The Department of Transport says it will appeal the recent Administrative Adjudication of Road Traffic Offences (Aarto) Act High Court ruling because the legislation establishes the national norms and standards on how to deal with road traffic infringements.
Last week, the North Gauteng High Court in Pretoria ruled in favour of Organisation Undoing Tax Abuse (OUTA), which challenged the constitutional validity of the Aarto and the Aarto Amendment Act.
Transport ministry advisor, Lawrence Venkile, says when the bill was introduced it went to every provincial legislature and delegates voted in favour of it and it subsequently passed as an Act.
“Aarto only deals with infringement, not regulating the entire road traffic regime, that is the national road traffic act. But secondly, if you look at the impact of road accidents in relation to the road accident fund liabilities, it demonstrates the national economic interest that must be protected, in relation to how road traffic is executed,” adds Venkile.

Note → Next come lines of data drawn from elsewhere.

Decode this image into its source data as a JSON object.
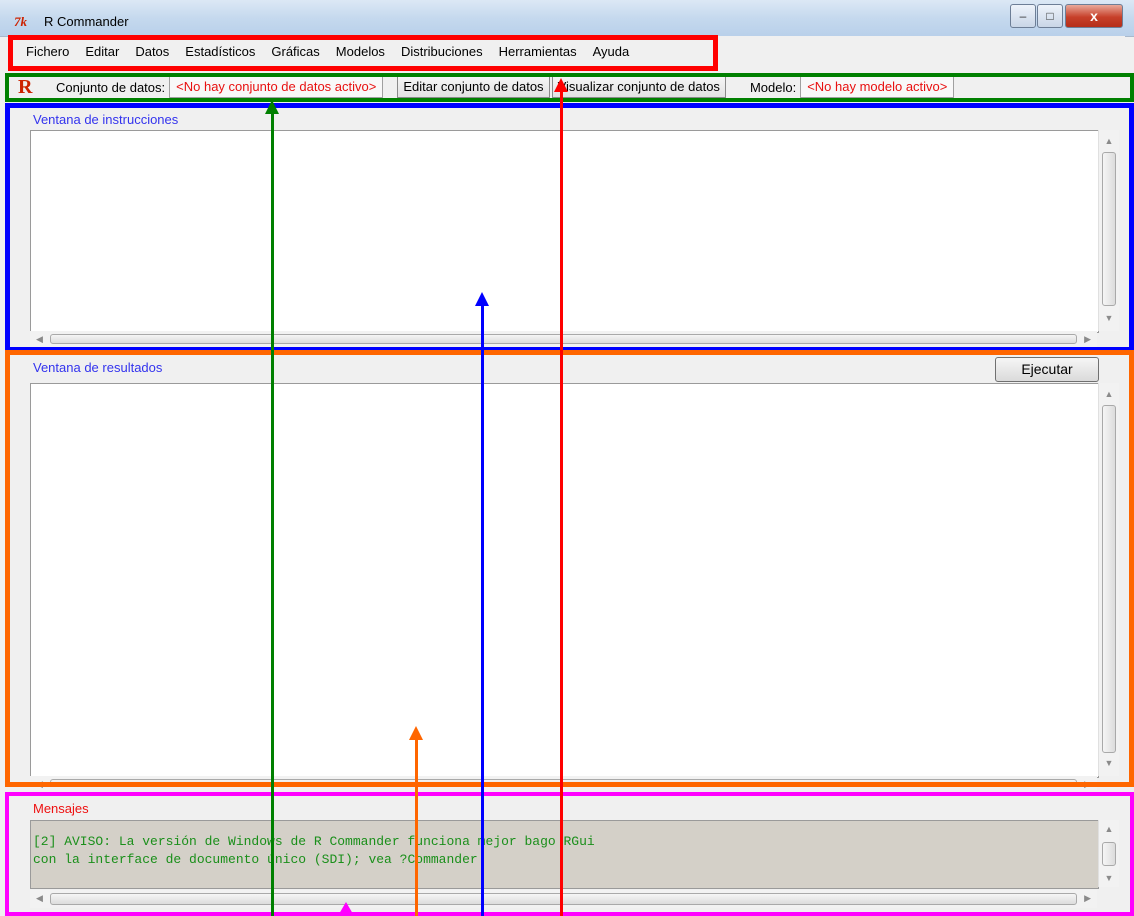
{
  "window": {
    "title": "R Commander",
    "icon_glyph": "7k",
    "controls": {
      "minimize": "–",
      "maximize": "□",
      "close": "x"
    }
  },
  "menu": [
    "Fichero",
    "Editar",
    "Datos",
    "Estadísticos",
    "Gráficas",
    "Modelos",
    "Distribuciones",
    "Herramientas",
    "Ayuda"
  ],
  "toolbar": {
    "logo": "R",
    "dataset_label": "Conjunto de datos:",
    "dataset_value": "<No hay conjunto de datos activo>",
    "edit_dataset": "Editar conjunto de datos",
    "view_dataset": "Visualizar conjunto de datos",
    "model_label": "Modelo:",
    "model_value": "<No hay modelo activo>"
  },
  "script_window": {
    "label": "Ventana de instrucciones",
    "content": ""
  },
  "output_window": {
    "label": "Ventana de resultados",
    "content": "",
    "run_button": "Ejecutar"
  },
  "messages": {
    "label": "Mensajes",
    "lines": [
      "[2] AVISO: La versión de Windows de R Commander funciona mejor bago RGui",
      "con la interface de documento único (SDI); vea ?Commander"
    ]
  },
  "colors": {
    "annotation_menu": "#ff0000",
    "annotation_toolbar": "#008000",
    "annotation_script": "#0000ff",
    "annotation_output": "#ff6600",
    "annotation_messages": "#ff00ff",
    "dataset_text": "#e81010",
    "panel_label": "#3333ee",
    "messages_label": "#ee1111",
    "messages_text": "#1a8f1a"
  }
}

Meanwhile, OUTA has called on motorists to continue following the rules of the road despite the AARTO Act having been declared unlawful.
The court said the proposed traffic legislation unlawfully intrudes on the exclusive executive and legislative competence of local and provincial governments, preventing them from regulating their own affairs.
One of the key features of AARTO is the points demerit system.